Lane's explanatory apparatus seems to suggest that the murder rate is, and will continue to be, rather intractable. There are a good many people who think otherwise; and they can point to what has happened in the last few years to back them up. My own view is that it is far too early to tell whether the police chiefs or the skeptics are right. One point, however, does seem clear. There has been a dramatic improvement in Lane's larger picture--a decline in many of the other forms of intentional killing. Capital punishment is still around (especially in Texas); but killing by the police has declined. There are certainly hate crimes, including murder; but they are scattered events, not systematic or genocidal. Lynching is gone; and the bombings and killings of civil rights workers of the 1950s and 1960's is ancient history; murder "as social policy" in the south became "bankrupt" with the success of the civil rights movement (p. 264). "Ethnic cleansing" is not unknown to American history (as the native peoples can attest); but those days, too, seem to be over.  There is a wealth of information in this book.
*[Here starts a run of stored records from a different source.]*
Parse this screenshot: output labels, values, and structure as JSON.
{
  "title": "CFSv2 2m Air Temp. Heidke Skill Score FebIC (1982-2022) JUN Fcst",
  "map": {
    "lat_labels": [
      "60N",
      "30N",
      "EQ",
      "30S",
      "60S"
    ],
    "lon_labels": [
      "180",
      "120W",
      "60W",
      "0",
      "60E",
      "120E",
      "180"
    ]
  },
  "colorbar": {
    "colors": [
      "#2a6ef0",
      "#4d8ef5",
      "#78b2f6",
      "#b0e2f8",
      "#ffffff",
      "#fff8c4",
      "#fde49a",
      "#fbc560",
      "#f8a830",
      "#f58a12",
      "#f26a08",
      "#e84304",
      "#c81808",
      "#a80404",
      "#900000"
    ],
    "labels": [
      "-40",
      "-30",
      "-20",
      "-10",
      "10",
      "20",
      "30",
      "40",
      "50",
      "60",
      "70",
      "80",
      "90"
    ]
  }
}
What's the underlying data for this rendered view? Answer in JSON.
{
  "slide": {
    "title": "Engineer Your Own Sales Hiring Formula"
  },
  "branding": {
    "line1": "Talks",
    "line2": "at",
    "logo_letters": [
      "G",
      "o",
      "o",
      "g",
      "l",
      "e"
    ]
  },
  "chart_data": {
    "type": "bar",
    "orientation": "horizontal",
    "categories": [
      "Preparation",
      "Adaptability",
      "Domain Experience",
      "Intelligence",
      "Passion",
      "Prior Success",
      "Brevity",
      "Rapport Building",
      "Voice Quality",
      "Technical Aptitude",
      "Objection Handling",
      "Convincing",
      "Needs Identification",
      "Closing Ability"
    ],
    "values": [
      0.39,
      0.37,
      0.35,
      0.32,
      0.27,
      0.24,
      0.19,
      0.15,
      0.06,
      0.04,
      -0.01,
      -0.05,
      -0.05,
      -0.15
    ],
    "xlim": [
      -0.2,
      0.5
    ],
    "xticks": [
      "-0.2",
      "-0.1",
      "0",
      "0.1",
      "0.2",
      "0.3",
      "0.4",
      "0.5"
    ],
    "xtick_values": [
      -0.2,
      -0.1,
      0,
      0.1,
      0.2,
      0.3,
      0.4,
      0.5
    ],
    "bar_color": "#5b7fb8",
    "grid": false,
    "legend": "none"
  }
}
The work is careful, thorough, and as rigorous as the subject and our feeble stock of data permit. I also found Lane's interpretations and explanations on the whole persuasive. Not everyone will, of course, agree. But Lane certainly makes the case for attention to history-- the time-dimension could greatly enrich the debates among criminologists and others about the causes and cures of violent crime. There is material, too, to fuel the debates on state-sanctioned killing,
though Lane has less to say at the end about causes and cures than he does about other kinds of murder. All and all, this is really good work: thoughtful, insightful, illuminating. It fills a real gap in the literature. I had very few bones to pick, some of them trivial (does Lane really think Lizzie Borden was innocent?). A more serious problem is weak and sketchy annotation. Lane has read widely and researched broadly; but he does not share his erudition with the reader. There are no footnotes or endnotes; there is a short list of books consulted for each chapter, but this list is obviously incomplete, and sometimes not very helpful. I appreciate the fact that Lane wanted his book to be readable and accessible. But it is also a book for specialists, and the specialists need more of the usual help than somebody (whether Lane or his publisher) was willing to give.

Lane's MURDER IN AMERICA, nonetheless, is essential reading for all serious students of crime, social history, and law.